There was a time when such a large moment for Notre Dame football would have been insurmountable competition for a live sporting event taking place in the Saintly City.
As an example of America’s most famous Catholic institution and its pull in what was then a heavily Irish St. Paul, Lou Holtz resigned as the short-term, exceedingly popular coach of the football Gophers to go to Notre Dame on the day after Thanksgiving in 1985.
Three months later, Lou came back here to speak to faithful Notre Damers. The site was the biggest ballroom they could find at the St. Paul Hotel, and it was jammed with Fighting Irish worshippers.
Point being, times have changed dramatically over there on the side of the twin towns that our man Sid Hartman occasionally would refer to as “East Berlin.”
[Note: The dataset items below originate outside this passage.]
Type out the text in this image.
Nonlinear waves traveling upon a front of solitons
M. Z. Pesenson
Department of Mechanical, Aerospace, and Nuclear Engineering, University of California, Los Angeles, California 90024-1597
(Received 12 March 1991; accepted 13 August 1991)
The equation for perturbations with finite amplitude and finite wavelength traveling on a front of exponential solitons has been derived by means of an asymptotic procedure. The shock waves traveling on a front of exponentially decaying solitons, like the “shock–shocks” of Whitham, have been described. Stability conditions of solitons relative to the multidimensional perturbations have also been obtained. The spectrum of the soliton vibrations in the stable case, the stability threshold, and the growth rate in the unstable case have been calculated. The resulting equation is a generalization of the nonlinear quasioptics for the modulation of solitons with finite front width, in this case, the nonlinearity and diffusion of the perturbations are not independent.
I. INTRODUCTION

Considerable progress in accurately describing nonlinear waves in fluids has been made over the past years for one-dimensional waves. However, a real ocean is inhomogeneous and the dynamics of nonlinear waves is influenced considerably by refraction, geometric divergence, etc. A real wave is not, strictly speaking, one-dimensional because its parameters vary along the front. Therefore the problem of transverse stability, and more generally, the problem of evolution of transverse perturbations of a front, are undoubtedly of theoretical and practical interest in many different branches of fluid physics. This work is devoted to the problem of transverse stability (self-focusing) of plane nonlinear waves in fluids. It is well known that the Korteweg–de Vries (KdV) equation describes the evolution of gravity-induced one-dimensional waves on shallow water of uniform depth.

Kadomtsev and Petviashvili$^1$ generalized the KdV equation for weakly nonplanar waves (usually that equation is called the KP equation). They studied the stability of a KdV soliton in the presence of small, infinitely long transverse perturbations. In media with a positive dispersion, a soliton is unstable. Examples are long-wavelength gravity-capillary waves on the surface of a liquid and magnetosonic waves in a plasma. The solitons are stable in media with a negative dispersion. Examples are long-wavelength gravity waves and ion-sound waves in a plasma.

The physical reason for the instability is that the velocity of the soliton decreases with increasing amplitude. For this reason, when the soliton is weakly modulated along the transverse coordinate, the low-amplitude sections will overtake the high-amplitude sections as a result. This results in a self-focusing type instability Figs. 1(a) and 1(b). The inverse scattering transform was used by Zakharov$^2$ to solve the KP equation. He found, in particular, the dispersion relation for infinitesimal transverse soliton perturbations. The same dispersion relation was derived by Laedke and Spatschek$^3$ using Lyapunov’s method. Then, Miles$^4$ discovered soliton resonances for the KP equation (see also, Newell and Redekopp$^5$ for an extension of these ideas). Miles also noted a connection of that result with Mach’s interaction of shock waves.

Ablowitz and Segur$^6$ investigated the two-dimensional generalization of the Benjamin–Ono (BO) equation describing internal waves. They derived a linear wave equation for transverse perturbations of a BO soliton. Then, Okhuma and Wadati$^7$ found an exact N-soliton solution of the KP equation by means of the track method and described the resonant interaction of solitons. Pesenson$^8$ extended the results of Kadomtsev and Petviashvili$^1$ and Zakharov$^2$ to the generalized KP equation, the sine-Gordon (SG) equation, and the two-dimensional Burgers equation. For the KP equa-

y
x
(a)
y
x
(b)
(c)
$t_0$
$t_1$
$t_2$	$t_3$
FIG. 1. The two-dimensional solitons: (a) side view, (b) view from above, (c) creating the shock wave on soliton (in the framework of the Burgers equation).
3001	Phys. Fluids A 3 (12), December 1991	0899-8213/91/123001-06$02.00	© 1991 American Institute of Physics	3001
The North Stars were in Bloomington for 26 seasons. They basically went broke twice, and Norm Green vamoosed for Dallas after the 1992-93 season. The Wild opened play as an expansion team in the new building in St. Paul in the fall of 2000.
An owners lockout wiped out the 2004-05 campaign, so this is Season 24 for the Wild and Season 50 for the modern NHL in Minnesota. And while there does remain enough nostalgia for the North Stars that the Wild wear a copy of their uniforms a good share of the time, there’s no question as to which franchise has been the public’s choice for support.
OK, there were hundreds of thousands fewer people in the metro area when the North Stars left than there are now. You can start counting with Woodbury: 24,000 people in 1993, 80,000 now.